Die Bundesregierung plant mit dem „Sofort-in-Arbeit-Plan“ von Innenminister Dobrindt (CSU) und der GEAS-Umsetzung, Asylbewerbern bereits nach nur drei Monaten den vollen Zugang zum deutschen Arbeitsmarkt zu gewähren – unabhängig vom Verfahrensstand. Dazu erklärt der Fraktionsvorsitzende der AfD, Nikolaus Kramer:

„Dobrindts Vorschlag ist reiner Etikettenschwindel. Er schließt die Fachkräftelücke nicht, sondern versorgt nur den Billiglohnsektor mit zusätzlichen Helfern. Wer regulär nach Deutschland einwandert, um hier zu arbeiten, muss nach dem Fachkräfteeinwanderungsgesetz anerkannte Berufsabschlüsse oder Hochschulqualifikationen mitbringen und erfüllt strenge Sprach- und Gehaltsanforderungen. Jeder BAMF-Bericht und jede IAB-Studie zeigt: Eine hohe Zahl an Asylbewerbern hat keinen Schul- oder Berufsabschluss und landet nur in Helfer- und Niedriglohnjobs.
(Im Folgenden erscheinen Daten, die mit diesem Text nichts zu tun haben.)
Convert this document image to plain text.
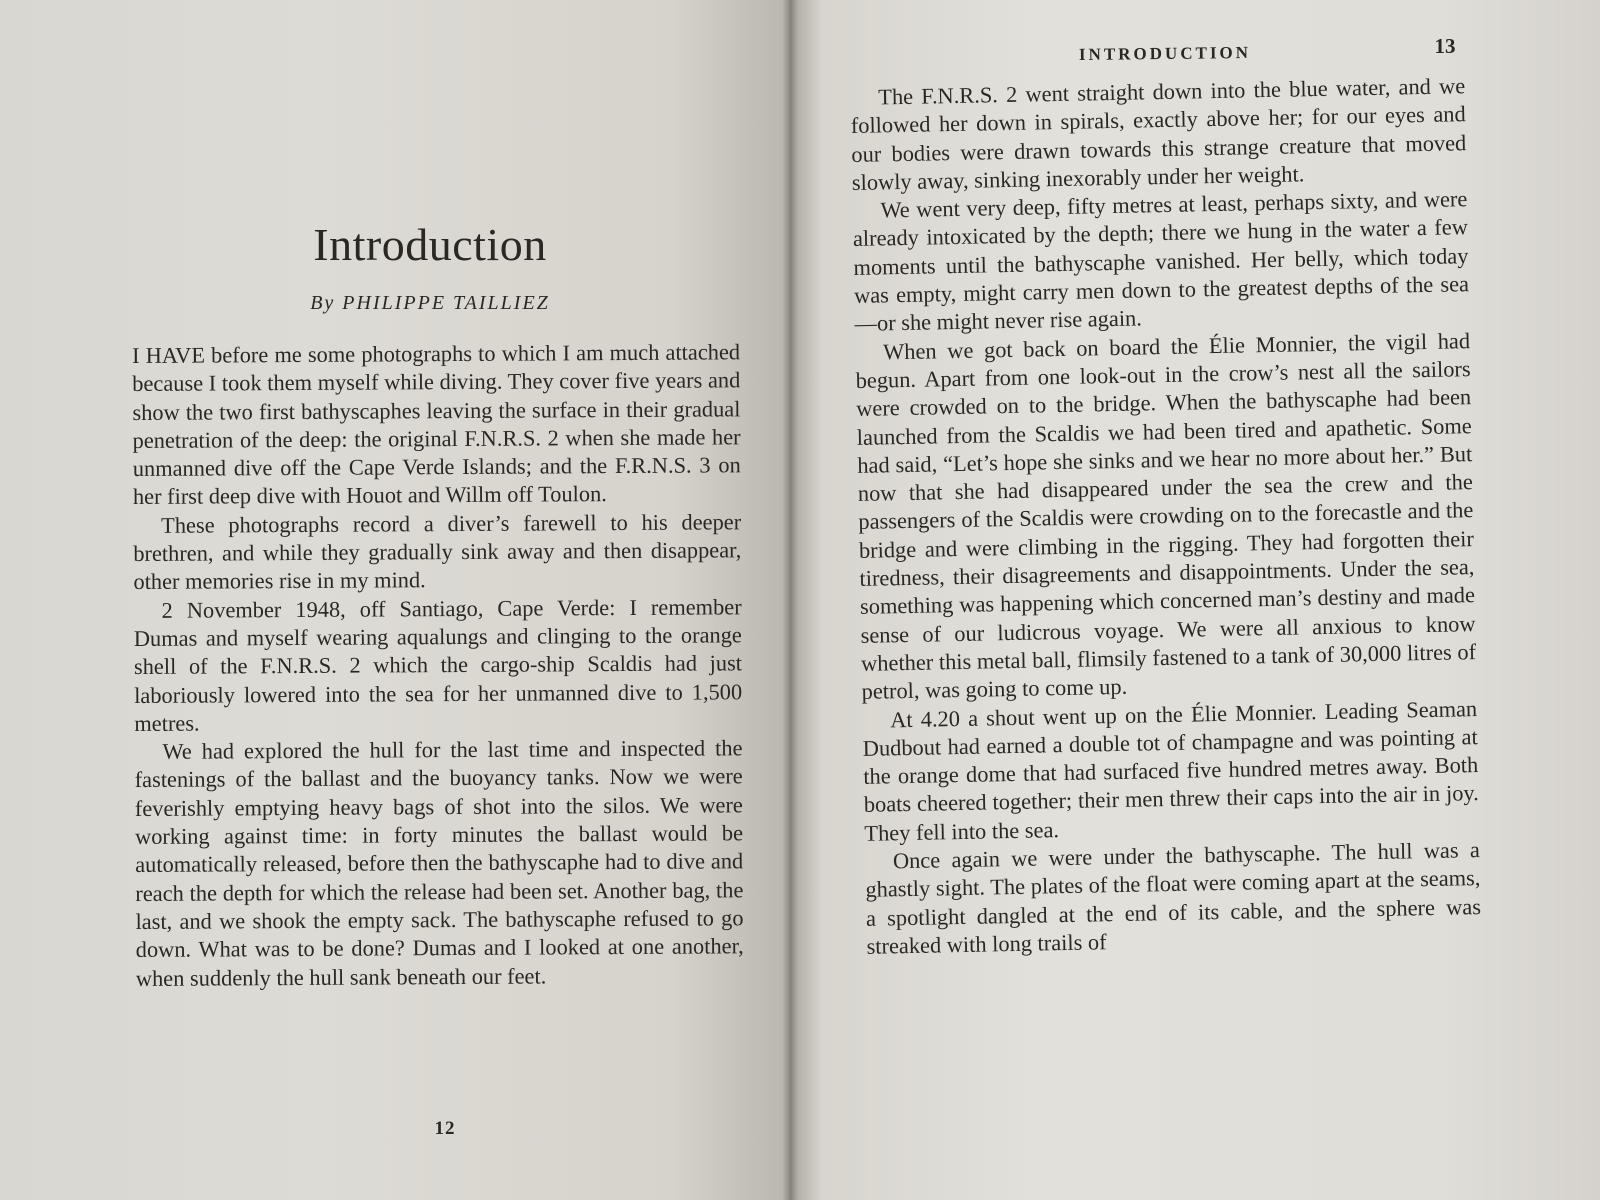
Introduction
By PHILIPPE TAILLIEZ

I HAVE before me some photographs to which I am much attached because I took them myself while diving. They cover five years and show the two first bathyscaphes leaving the surface in their gradual penetration of the deep: the original F.N.R.S. 2 when she made her unmanned dive off the Cape Verde Islands; and the F.R.N.S. 3 on her first deep dive with Houot and Willm off Toulon.

These photographs record a diver’s farewell to his deeper brethren, and while they gradually sink away and then disappear, other memories rise in my mind.

2 November 1948, off Santiago, Cape Verde: I remember Dumas and myself wearing aqualungs and clinging to the orange shell of the F.N.R.S. 2 which the cargo-ship Scaldis had just laboriously lowered into the sea for her unmanned dive to 1,500 metres.

We had explored the hull for the last time and inspected the fastenings of the ballast and the buoyancy tanks. Now we were feverishly emptying heavy bags of shot into the silos. We were working against time: in forty minutes the ballast would be automatically released, before then the bathyscaphe had to dive and reach the depth for which the release had been set. Another bag, the last, and we shook the empty sack. The bathyscaphe refused to go down. What was to be done? Dumas and I looked at one another, when suddenly the hull sank beneath our feet.

12
INTRODUCTION	13

The F.N.R.S. 2 went straight down into the blue water, and we followed her down in spirals, exactly above her; for our eyes and our bodies were drawn towards this strange creature that moved slowly away, sinking inexorably under her weight.

We went very deep, fifty metres at least, perhaps sixty, and were already intoxicated by the depth; there we hung in the water a few moments until the bathyscaphe vanished. Her belly, which today was empty, might carry men down to the greatest depths of the sea—or she might never rise again.

When we got back on board the Élie Monnier, the vigil had begun. Apart from one look-out in the crow’s nest all the sailors were crowded on to the bridge. When the bathyscaphe had been launched from the Scaldis we had been tired and apathetic. Some had said, “Let’s hope she sinks and we hear no more about her.” But now that she had disappeared under the sea the crew and the passengers of the Scaldis were crowding on to the forecastle and the bridge and were climbing in the rigging. They had forgotten their tiredness, their disagreements and disappointments. Under the sea, something was happening which concerned man’s destiny and made sense of our ludicrous voyage. We were all anxious to know whether this metal ball, flimsily fastened to a tank of 30,000 litres of petrol, was going to come up.

At 4.20 a shout went up on the Élie Monnier. Leading Seaman Dudbout had earned a double tot of champagne and was pointing at the orange dome that had surfaced five hundred metres away. Both boats cheered together; their men threw their caps into the air in joy. They fell into the sea.

Once again we were under the bathyscaphe. The hull was a ghastly sight. The plates of the float were coming apart at the seams, a spotlight dangled at the end of its cable, and the sphere was streaked with long trails of
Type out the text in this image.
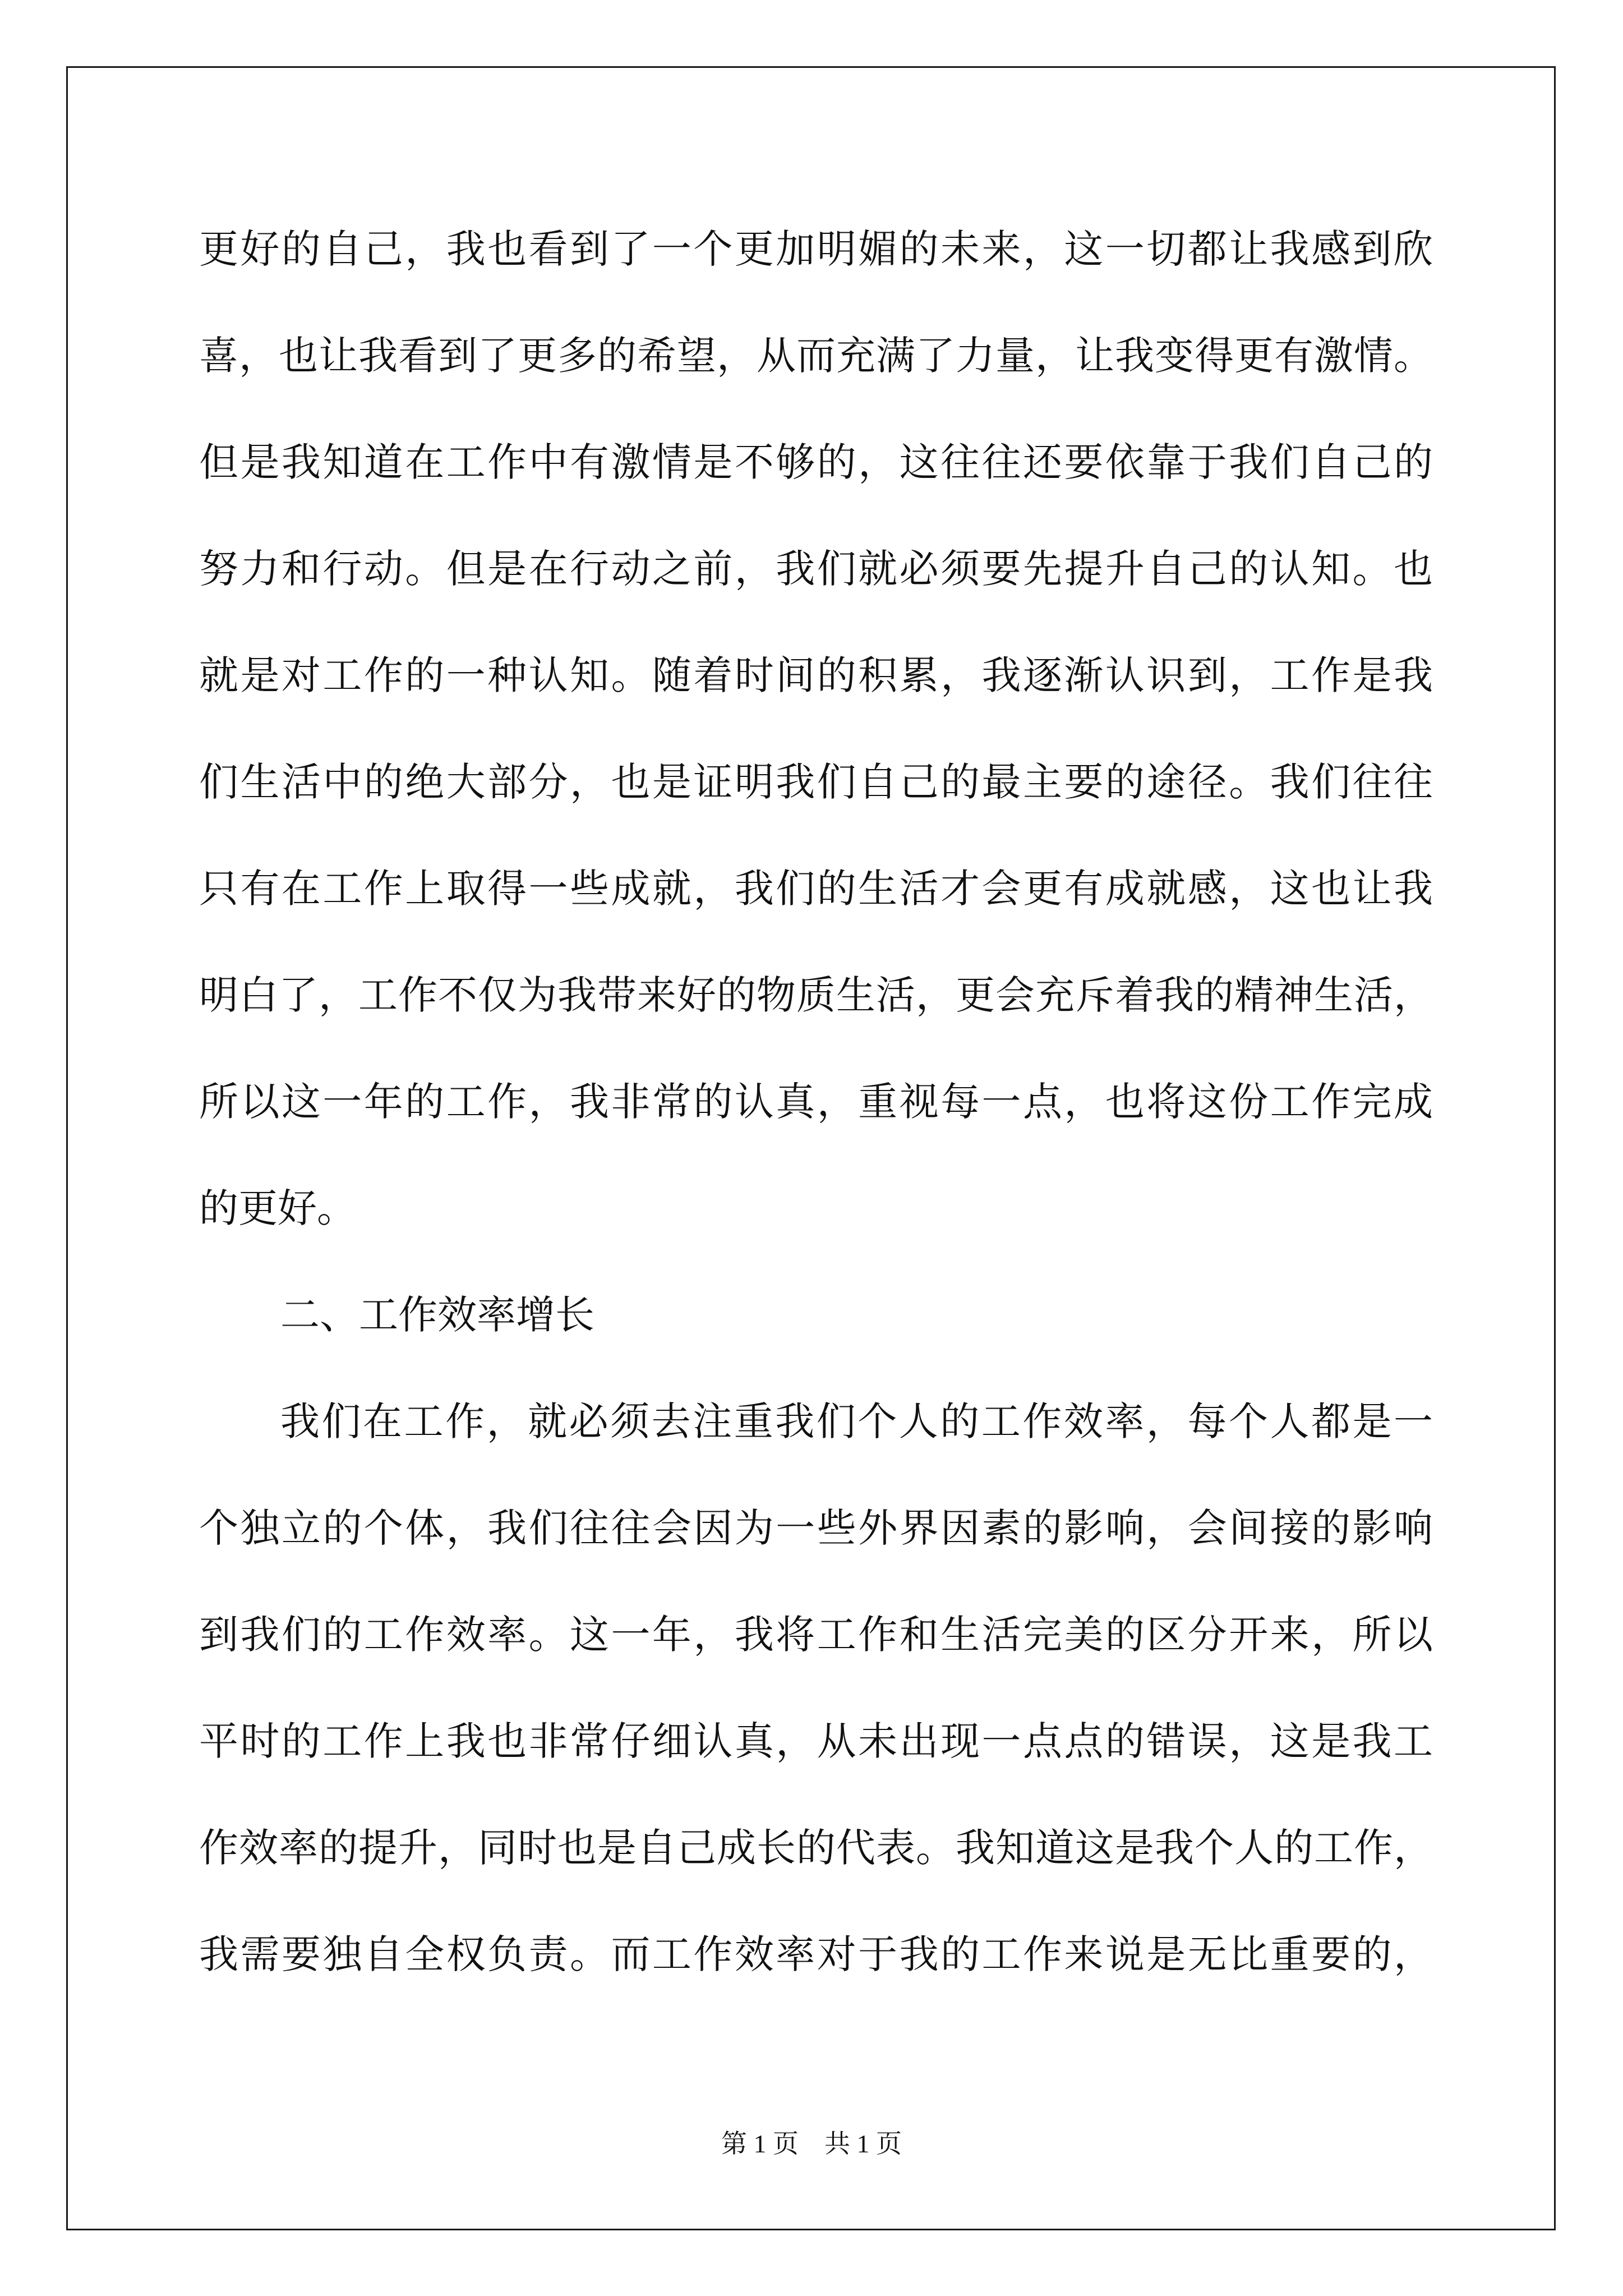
更好的自己，我也看到了一个更加明媚的未来，这一切都让我感到欣
喜，也让我看到了更多的希望，从而充满了力量，让我变得更有激情。
但是我知道在工作中有激情是不够的，这往往还要依靠于我们自己的
努力和行动。但是在行动之前，我们就必须要先提升自己的认知。也
就是对工作的一种认知。随着时间的积累，我逐渐认识到，工作是我
们生活中的绝大部分，也是证明我们自己的最主要的途径。我们往往
只有在工作上取得一些成就，我们的生活才会更有成就感，这也让我
明白了，工作不仅为我带来好的物质生活，更会充斥着我的精神生活，
所以这一年的工作，我非常的认真，重视每一点，也将这份工作完成
的更好。
二、工作效率增长
我们在工作，就必须去注重我们个人的工作效率，每个人都是一
个独立的个体，我们往往会因为一些外界因素的影响，会间接的影响
到我们的工作效率。这一年，我将工作和生活完美的区分开来，所以
平时的工作上我也非常仔细认真，从未出现一点点的错误，这是我工
作效率的提升，同时也是自己成长的代表。我知道这是我个人的工作，
我需要独自全权负责。而工作效率对于我的工作来说是无比重要的，
第 1 页　共 1 页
Genau das wollen wir nicht. Statt unsere eigenen arbeitsuchenden Landsleute in Lohn und Brot zu bringen, öffnet die Bundesregierung Asylbewerbern die Türen, während in Mecklenburg-Vorpommern laut der Bundesagentur für Arbeit aktuell 69.600 Menschen auf Arbeit warten. Ich fordere ein klares Arbeitsverbot für alle Asylbewerber und abgelehnten Ausreisepflichtigen während des gesamten Verfahrens. Stattdessen verpflichtende gemeinnützige Arbeit – ohne Lohnkonkurrenz für deutsche Arbeitnehmer. Wer arbeitet, verfestigt seinen Aufenthalt und macht Abschiebungen praktisch unmöglich. Wenn die Bundesregierung ernsthaft Fachkräfte anwerben will, sucht gezielt nach qualifizierten Einwanderern, bietet für sie entsprechende Anreize und stellt sie nicht auf eine Stufe mit Asylbewerbern.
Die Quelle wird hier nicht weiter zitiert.